Obserwuj w Google News

Tusk chce, by kontrolował wybory. Ostra odpowiedź z PiS. "Cyngiel"

2 min. czytania
31.01.2023 14:17
Zareaguj Reakcja

Donald Tusk jest na tyle doświadczonym politykiem, że wie, co mówi i przede wszystkim wysyła sygnał do takiego "betonowego" elektoratu - mówił w rozmowie z Wirtualną Polską Jarosław Krajewski. Zdaniem posła PiS przedstawienie przez Tuska Sławomira Nitrasa jako lidera opozycyjnego ruchu kontroli wyborów zabrzmiało, jakby ten był politycznym "cynglem" Platformy Obywatelskiej.

Donald Tusk
fot. Donald Tusk na spotkaniu w Siedlach, Andrzej Iwanczuk/REPORTER

Sejm przyjął nowelizację Kodeksu wyborczego. Wprowadza ona Centralny Rejestr Wyborców oraz zakłada m.in. zwiększenie dostępu do lokali wyborczych dla mieszkańców małych miejscowości i bezpłatne przewozy dla wyborców w gminach bez publicznego transportu. Według autorów projektu rozwiązania te mają wpłynąć na zwiększenie frekwencji w wyborach.

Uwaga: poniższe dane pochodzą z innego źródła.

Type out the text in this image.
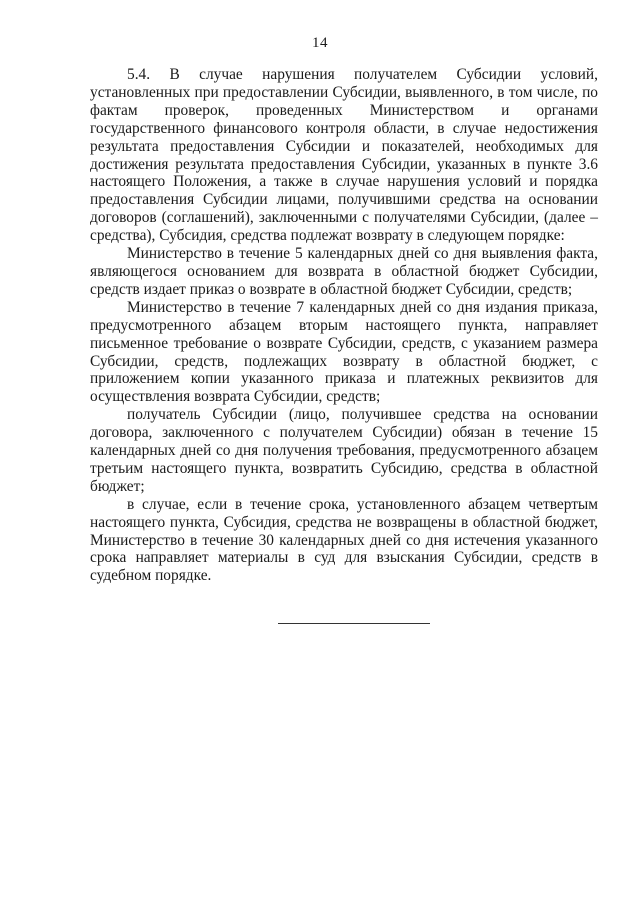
14

5.4. В случае нарушения получателем Субсидии условий, установленных при предоставлении Субсидии, выявленного, в том числе, по фактам проверок, проведенных Министерством и органами государственного финансового контроля области, в случае недостижения результата предоставления Субсидии и показателей, необходимых для достижения результата предоставления Субсидии, указанных в пункте 3.6 настоящего Положения, а также в случае нарушения условий и порядка предоставления Субсидии лицами, получившими средства на основании договоров (соглашений), заключенными с получателями Субсидии, (далее – средства), Субсидия, средства подлежат возврату в следующем порядке:

Министерство в течение 5 календарных дней со дня выявления факта, являющегося основанием для возврата в областной бюджет Субсидии, средств издает приказ о возврате в областной бюджет Субсидии, средств;

Министерство в течение 7 календарных дней со дня издания приказа, предусмотренного абзацем вторым настоящего пункта, направляет письменное требование о возврате Субсидии, средств, с указанием размера Субсидии, средств, подлежащих возврату в областной бюджет, с приложением копии указанного приказа и платежных реквизитов для осуществления возврата Субсидии, средств;

получатель Субсидии (лицо, получившее средства на основании договора, заключенного с получателем Субсидии) обязан в течение 15 календарных дней со дня получения требования, предусмотренного абзацем третьим настоящего пункта, возвратить Субсидию, средства в областной бюджет;

в случае, если в течение срока, установленного абзацем четвертым настоящего пункта, Субсидия, средства не возвращены в областной бюджет, Министерство в течение 30 календарных дней со дня истечения указанного срока направляет материалы в суд для взыскания Субсидии, средств в судебном порядке.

Z kolei opozycja zwraca uwagę, że władza chce zmienić reguły gry w roku wyborów. O tym mówił m.in. Donald Tusk, który ostrzegał przed możliwymi nadużyciami, a nawet fałszerstwami. Szef PO poinformował też, że jego formacja zamierza zorganizować wielką akcję pilnowania przebiegu wyborów parlamentarnych, którą pokieruje poseł Sławomir Nitras.

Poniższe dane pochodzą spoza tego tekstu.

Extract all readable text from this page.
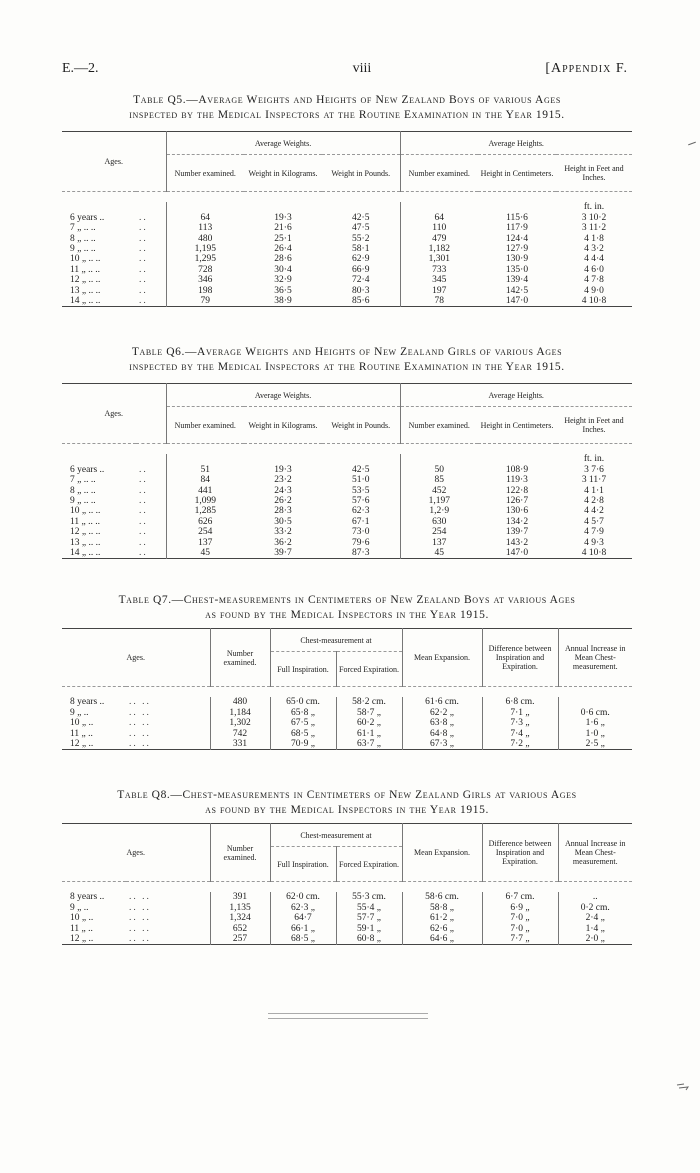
E.—2.	viii	[Appendix F.
Table Q5.—Average Weights and Heights of New Zealand Boys of various Ages
inspected by the Medical Inspectors at the Routine Examination in the Year 1915.
Ages.		Average Weights.			Average Heights.		
		Number examined.	Weight in Kilograms.	Weight in Pounds.	Number examined.	Height in Centimeters.	Height in Feet and Inches.

							ft. in.
6 years ..	..	64	19·3	42·5	64	115·6	3 10·2
7 „ .. ..	..	113	21·6	47·5	110	117·9	3 11·2
8 „ .. ..	..	480	25·1	55·2	479	124·4	4 1·8
9 „ .. ..	..	1,195	26·4	58·1	1,182	127·9	4 3·2
10 „ .. ..	..	1,295	28·6	62·9	1,301	130·9	4 4·4
11 „ .. ..	..	728	30·4	66·9	733	135·0	4 6·0
12 „ .. ..	..	346	32·9	72·4	345	139·4	4 7·8
13 „ .. ..	..	198	36·5	80·3	197	142·5	4 9·0
14 „ .. ..	..	79	38·9	85·6	78	147·0	4 10·8
Table Q6.—Average Weights and Heights of New Zealand Girls of various Ages
inspected by the Medical Inspectors at the Routine Examination in the Year 1915.
Ages.		Average Weights.			Average Heights.		
		Number examined.	Weight in Kilograms.	Weight in Pounds.	Number examined.	Height in Centimeters.	Height in Feet and Inches.

							ft. in.
6 years ..	..	51	19·3	42·5	50	108·9	3 7·6
7 „ .. ..	..	84	23·2	51·0	85	119·3	3 11·7
8 „ .. ..	..	441	24·3	53·5	452	122·8	4 1·1
9 „ .. ..	..	1,099	26·2	57·6	1,197	126·7	4 2·8
10 „ .. ..	..	1,285	28·3	62·3	1,2·9	130·6	4 4·2
11 „ .. ..	..	626	30·5	67·1	630	134·2	4 5·7
12 „ .. ..	..	254	33·2	73·0	254	139·7	4 7·9
13 „ .. ..	..	137	36·2	79·6	137	143·2	4 9·3
14 „ .. ..	..	45	39·7	87·3	45	147·0	4 10·8
Table Q7.—Chest-measurements in Centimeters of New Zealand Boys at various Ages
as found by the Medical Inspectors in the Year 1915.
Ages.		Number examined.	Chest-measurement at		Mean Expansion.	Difference between Inspiration and Expiration.	Annual Increase in Mean Chest-measurement.
			Full Inspiration.	Forced Expiration.			

8 years ..	.. ..	480	65·0 cm.	58·2 cm.	61·6 cm.	6·8 cm.	
9 „ ..	.. ..	1,184	65·8 „	58·7 „	62·2 „	7·1 „	0·6 cm.
10 „ ..	.. ..	1,302	67·5 „	60·2 „	63·8 „	7·3 „	1·6 „
11 „ ..	.. ..	742	68·5 „	61·1 „	64·8 „	7·4 „	1·0 „
12 „ ..	.. ..	331	70·9 „	63·7 „	67·3 „	7·2 „	2·5 „
Table Q8.—Chest-measurements in Centimeters of New Zealand Girls at various Ages
as found by the Medical Inspectors in the Year 1915.
Ages.		Number examined.	Chest-measurement at		Mean Expansion.	Difference between Inspiration and Expiration.	Annual Increase in Mean Chest-measurement.
			Full Inspiration.	Forced Expiration.			

8 years ..	.. ..	391	62·0 cm.	55·3 cm.	58·6 cm.	6·7 cm.	..
9 „ ..	.. ..	1,135	62·3 „	55·4 „	58·8 „	6·9 „	0·2 cm.
10 „ ..	.. ..	1,324	64·7	57·7 „	61·2 „	7·0 „	2·4 „
11 „ ..	.. ..	652	66·1 „	59·1 „	62·6 „	7·0 „	1·4 „
12 „ ..	.. ..	257	68·5 „	60·8 „	64·6 „	7·7 „	2·0 „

Poseł PiS ostro o Nitrasie. "Cyngiel"

Ruch Platformy skomentował w rozmowie z Wirtualną Polską Jarosław Krajewski. Jego zdaniem Tusk, prezentując posła KO w nowej roli, posługiwał się taką retoryką, jakby "nie traktował Nitrasa podmiotowo, ale jak cyngiel". Nie wiadomo jednak dokładnie, czy posłowi PiS chodziło o synonim spustu w broni palnej czy o potoczne określenie wykonawcy poleceń w organizacjach przestępczych.

Redakcja poleca

- Myślę, że była to nieprzypadkowa retoryka. Donald Tusk jest na tyle doświadczonym politykiem, że wie, co mówi i przede wszystkim wysyła sygnał do takiego "betonowego" elektoratu - tłumaczył parlamentarzysta.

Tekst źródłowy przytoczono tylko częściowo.